O nome pode soar anacrônico: Sociedade Abolicionista de Teatro. Remete à memória da escravidão, oficialmente finda no Brasil há 130 anos, mas também ao que resta dela na sociedade.

“De certo modo, a verdadeira abolição ainda é um processo que não se completou”, afirma o diretor José Fernando Peixoto de Azevedo, coordenador da Sociedade Abolicionista, plataforma que reúne em grande parte artistas negros. “E isso repercute em todas as situações em que o negro pobre acaba sendo regrado a uma lógica de exceção.”

É nesse jogo entre passado e presente que o grupo costura “Três Pretos: Valor de Uso”, fábula que parte da ideia de que o preto, em várias acepções, sempre foi reduzido a um valor de troca —do negro escravizado a itens materiais, como o café e o petróleo.

“Tratamos isso como formas de energia social, como essas formas acabam sendo reduzidas. No caso do escravo, como ele pode ser reduzido ao corpo”, diz o encenador.

O espetáculo integra uma discussão maior, um projeto no Sesc Pompeia chamado Pensamento Negro Brasileiro, que debate a obra de intelectuais e artistas afro-brasileiros e sua representatividade.

É algo há muito posto em pauta, mas que só vem ganhando corpo no país nos últimos anos, com artistas rediscutindo e remodelando obras para entender o lugar de fala e o protagonismo de minorias.

É o que aconteceu com a Companhia Mungunzá de Teatro e seu “Luis Antonio - Gabriela”, peça documental que narra a história do irmão mais velho do diretor Nelson Baskerville.
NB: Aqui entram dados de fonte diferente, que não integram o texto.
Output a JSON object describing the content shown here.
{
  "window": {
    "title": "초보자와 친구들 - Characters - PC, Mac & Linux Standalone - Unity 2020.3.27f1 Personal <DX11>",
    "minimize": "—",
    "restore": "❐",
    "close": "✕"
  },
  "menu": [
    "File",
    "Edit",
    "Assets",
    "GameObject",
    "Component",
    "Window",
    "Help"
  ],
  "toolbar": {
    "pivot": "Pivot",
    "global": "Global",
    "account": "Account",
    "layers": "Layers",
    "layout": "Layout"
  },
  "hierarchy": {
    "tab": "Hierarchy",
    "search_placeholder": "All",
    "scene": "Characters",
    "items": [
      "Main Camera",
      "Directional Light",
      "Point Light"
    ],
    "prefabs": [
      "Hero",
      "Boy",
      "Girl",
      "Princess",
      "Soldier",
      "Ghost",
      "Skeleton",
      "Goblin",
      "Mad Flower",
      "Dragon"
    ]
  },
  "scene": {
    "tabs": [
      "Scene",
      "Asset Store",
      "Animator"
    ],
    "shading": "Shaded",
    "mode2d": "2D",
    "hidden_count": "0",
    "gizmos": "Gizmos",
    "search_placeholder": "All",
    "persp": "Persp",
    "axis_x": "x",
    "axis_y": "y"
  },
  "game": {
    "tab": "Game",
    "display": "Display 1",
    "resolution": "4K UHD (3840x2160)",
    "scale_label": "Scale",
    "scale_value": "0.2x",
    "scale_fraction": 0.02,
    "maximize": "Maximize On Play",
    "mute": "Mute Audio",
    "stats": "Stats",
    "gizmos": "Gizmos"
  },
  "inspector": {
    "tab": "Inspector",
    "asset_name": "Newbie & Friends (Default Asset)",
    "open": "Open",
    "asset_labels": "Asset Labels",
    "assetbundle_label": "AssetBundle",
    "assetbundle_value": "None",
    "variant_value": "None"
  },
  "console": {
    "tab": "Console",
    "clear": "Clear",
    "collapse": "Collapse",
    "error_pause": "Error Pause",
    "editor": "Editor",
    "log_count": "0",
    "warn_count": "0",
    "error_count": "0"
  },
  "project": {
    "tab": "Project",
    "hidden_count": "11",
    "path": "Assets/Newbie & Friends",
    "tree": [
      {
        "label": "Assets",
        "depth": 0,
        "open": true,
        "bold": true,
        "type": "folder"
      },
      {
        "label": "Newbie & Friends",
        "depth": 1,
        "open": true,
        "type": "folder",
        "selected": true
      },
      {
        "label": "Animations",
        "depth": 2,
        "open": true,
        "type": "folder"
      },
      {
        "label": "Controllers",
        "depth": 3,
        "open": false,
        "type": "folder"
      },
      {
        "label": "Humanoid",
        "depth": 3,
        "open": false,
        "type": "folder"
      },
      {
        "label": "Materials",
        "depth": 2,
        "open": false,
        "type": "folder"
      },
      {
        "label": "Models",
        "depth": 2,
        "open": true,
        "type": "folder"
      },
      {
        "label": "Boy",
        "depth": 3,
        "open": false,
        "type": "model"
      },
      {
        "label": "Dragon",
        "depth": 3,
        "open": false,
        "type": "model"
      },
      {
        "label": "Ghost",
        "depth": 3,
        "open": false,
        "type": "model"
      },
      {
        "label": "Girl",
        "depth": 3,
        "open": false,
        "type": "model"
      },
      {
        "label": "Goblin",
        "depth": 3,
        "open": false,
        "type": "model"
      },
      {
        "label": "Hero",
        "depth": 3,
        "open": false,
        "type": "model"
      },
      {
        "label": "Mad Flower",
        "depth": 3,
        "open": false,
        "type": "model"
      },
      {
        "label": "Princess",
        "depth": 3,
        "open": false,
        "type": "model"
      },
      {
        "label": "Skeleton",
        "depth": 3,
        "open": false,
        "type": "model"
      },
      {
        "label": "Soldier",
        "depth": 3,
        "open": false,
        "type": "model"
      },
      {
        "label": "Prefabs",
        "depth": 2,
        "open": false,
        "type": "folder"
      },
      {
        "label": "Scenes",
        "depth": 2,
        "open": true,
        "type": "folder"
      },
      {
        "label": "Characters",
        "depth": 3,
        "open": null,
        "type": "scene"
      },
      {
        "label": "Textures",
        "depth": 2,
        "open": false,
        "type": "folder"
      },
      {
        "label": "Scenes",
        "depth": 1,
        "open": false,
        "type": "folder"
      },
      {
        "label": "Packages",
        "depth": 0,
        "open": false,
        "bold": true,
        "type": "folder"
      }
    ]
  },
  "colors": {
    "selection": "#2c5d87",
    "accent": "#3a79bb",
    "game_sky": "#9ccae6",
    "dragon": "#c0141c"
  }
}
Nos anos 1960, Luis Antonio desafiou sua família conservadora e partiu para a Espanha, onde virou Gabriela.

Apresentada desde 2011, a peça trazia o ator Marcos Felipe como protagonista, mas há cerca de um ano o grupo sentiu necessário fazer mudanças depois de manifestações do Movimento Nacional de Artistas Trans e do Coletivo T, que denunciam a falta de representatividade de transexuais em trabalhos artísticos.

“Num primeiro momento, a gente se sentiu injustiçado, porque a peça abriu muito a discussão sobre a questão trans”, comenta Felipe. “Mas logo percebemos que o mundo andou e a gente precisava deixar o espetáculo vivo.”

“Se você fica se defendendo, o discurso da peça vai por água abaixo, porque vira apenas uma coisa estética. E o espetáculo nasceu para dar voz a quem não teve voz a vida inteira”, continua Baskerville.
A versão encenada agora traz, logo de início, Felipe no papel de Luis Antonio. Quando o personagem se transforma em Gabriela, porém, o protagonista fica a cargo da transexual Fabia Mirassos.

Não se trata de uma decisão política, afirma o diretor, mas de mudança de comportamento. “Eu acho que a grande revolução no mundo pode vir a partir do comportamento, da aceitação do outro.”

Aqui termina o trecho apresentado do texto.